Fonseca añadió que la Gobernación ya definió acciones preventivas ante la posibilidad de mayor presión sobre el abastecimiento de agua y la seguridad alimentaria en el departamento. Para reforzar la capacidad operativa, la Junta Departamental de Bomberos aprobó una inversión de $11.400 millones con recursos de las vigencias 2024 y 2026.
Con esos recursos se adquirirán cuatro vehículos de intervención rápida, cuatro carrotanques y equipos de protección personal. Los automotores serán distribuidos estratégicamente en municipios como Campo de la Cruz, Piojó, Polonuevo y Ponedera, con el fin de mejorar la respuesta ante emergencias, especialmente en zonas rurales vulnerables.
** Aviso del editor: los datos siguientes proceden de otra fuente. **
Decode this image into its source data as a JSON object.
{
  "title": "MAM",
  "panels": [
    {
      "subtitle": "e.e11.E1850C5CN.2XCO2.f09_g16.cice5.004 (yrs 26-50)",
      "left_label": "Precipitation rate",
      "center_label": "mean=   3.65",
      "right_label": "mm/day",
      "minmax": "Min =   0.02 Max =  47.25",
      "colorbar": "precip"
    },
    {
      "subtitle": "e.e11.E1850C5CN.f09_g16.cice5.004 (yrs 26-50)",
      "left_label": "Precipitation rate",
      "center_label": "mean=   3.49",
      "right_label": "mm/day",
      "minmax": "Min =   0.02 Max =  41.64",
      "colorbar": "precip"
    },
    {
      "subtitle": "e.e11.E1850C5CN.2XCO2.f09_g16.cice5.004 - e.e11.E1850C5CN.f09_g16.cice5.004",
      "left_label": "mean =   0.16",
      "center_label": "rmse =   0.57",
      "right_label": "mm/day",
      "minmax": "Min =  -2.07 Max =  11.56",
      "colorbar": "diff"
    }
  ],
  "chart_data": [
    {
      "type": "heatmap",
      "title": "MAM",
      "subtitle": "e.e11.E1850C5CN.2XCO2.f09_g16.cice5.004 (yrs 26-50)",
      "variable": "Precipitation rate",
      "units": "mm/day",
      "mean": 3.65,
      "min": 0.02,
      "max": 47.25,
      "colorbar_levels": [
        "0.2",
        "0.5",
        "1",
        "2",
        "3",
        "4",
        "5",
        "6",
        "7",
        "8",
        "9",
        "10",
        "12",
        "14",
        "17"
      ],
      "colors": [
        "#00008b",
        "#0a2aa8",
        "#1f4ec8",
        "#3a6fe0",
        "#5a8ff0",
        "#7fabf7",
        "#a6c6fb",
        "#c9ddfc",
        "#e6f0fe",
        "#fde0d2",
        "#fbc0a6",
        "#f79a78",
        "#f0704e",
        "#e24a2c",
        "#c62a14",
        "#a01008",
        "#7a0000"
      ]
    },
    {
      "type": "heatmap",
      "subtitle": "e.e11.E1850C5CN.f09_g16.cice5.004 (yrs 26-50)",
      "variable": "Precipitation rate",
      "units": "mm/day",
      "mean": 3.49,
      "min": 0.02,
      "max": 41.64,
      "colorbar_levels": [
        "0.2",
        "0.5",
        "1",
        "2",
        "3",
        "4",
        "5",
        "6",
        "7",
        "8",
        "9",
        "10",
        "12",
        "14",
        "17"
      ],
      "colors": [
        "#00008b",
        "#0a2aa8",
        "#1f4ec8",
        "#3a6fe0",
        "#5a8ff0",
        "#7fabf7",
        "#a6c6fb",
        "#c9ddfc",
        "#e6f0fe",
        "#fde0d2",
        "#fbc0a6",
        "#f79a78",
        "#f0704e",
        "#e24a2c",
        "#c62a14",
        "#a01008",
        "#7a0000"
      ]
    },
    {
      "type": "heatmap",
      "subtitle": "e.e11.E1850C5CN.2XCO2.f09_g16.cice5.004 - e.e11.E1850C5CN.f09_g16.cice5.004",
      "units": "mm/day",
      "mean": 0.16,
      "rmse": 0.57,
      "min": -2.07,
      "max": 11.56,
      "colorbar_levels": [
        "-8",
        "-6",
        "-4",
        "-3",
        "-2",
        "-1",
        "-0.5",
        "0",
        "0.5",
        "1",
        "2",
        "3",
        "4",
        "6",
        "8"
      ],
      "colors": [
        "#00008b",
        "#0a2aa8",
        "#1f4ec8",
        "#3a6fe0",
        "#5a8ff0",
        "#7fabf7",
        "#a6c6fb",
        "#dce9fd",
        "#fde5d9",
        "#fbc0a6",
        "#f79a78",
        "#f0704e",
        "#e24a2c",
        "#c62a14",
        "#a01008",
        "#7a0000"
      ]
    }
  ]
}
El plan de contingencia también contempla el apoyo de 414 voluntarios de la Defensa Civil, 250 de la Cruz Roja y 169 bomberos oficiales, además de maquinaria amarilla y carrotanques de la Gobernación. A esto se suma la construcción de reservorios comunitarios en Piojó, en alianza con asociaciones campesinas y el Sena.
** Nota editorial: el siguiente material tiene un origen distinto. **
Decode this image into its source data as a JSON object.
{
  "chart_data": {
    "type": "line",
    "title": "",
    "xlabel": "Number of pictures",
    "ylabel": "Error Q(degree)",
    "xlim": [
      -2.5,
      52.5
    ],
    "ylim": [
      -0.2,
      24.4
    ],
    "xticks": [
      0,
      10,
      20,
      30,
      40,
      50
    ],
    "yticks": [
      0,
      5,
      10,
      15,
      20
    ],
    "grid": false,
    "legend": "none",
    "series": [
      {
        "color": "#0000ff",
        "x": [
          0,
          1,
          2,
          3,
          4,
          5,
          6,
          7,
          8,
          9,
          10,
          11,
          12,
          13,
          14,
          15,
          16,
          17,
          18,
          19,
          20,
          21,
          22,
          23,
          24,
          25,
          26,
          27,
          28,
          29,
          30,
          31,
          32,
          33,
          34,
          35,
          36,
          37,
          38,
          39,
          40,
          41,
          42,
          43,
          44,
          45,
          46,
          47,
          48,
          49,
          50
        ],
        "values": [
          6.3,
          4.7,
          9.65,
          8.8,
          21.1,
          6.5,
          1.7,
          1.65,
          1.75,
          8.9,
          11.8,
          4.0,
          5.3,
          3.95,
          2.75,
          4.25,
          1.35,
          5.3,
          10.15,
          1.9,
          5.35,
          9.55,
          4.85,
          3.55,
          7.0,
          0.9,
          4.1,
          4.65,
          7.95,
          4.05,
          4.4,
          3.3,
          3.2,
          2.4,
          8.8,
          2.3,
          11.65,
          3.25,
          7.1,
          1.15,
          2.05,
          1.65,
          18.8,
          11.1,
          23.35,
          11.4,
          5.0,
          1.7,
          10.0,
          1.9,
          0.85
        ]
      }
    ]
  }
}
La secretaria de Desarrollo Económico, Marisabella Romero, informó además que se gestionó ante la UNGRD un Fondo de Inversión Colectiva por $3.200 millones para limpieza y recuperación de canales y arroyos, con el objetivo de reducir riesgos de inundaciones. También destacó la recuperación de reservorios rurales con una inversión de $2.000 millones para garantizar almacenamiento de agua en zonas vulnerables.
En el frente productivo, la funcionaria señaló que ya se han ejecutado acciones como la limpieza de 92 kilómetros de canales, la intervención de 90 kilómetros de vías terciarias, la entrega de más de 2 millones de alevinos y 140 toneladas de ensilado de maíz, así como la atención de miles de hectáreas productivas en municipios como Repelón y Santa Lucía.
Por su parte, Lady Ospina, secretaria de Agua Potable y Saneamiento Básico, explicó que una de las prioridades es el monitoreo diario de los niveles del río Magdalena, el Canal del Dique y el Embalse del Guájaro, fuentes de abastecimiento de los acueductos del departamento.
Ospina indicó que el plan de contingencia tiene tres etapas. La primera ya está en marcha y consiste en el seguimiento permanente del nivel del río para garantizar el suministro a las 14 bocatomas ubicadas sobre el Magdalena y el Canal del Dique. La segunda se activará cuando el afluente alcance entre 2,30 y 1,60 metros e incluirá dragados, dársenas y canales provisionales.
En la fase más crítica, si los niveles bajan por debajo de 1,60 metros, la Gobernación prevé intensificar esas obras, habilitar fuentes alternas con carrotanques y coordinar acciones con el operador del Canal del Dique para proteger las bocatomas y evitar interrupciones en el servicio.
La funcionaria también hizo un llamado a las comunidades para hacer un uso racional del agua y evitar desperdicios y fraudes en el servicio. “El uso eficiente del agua será fundamental para superar esta temporada seca”, concluyó.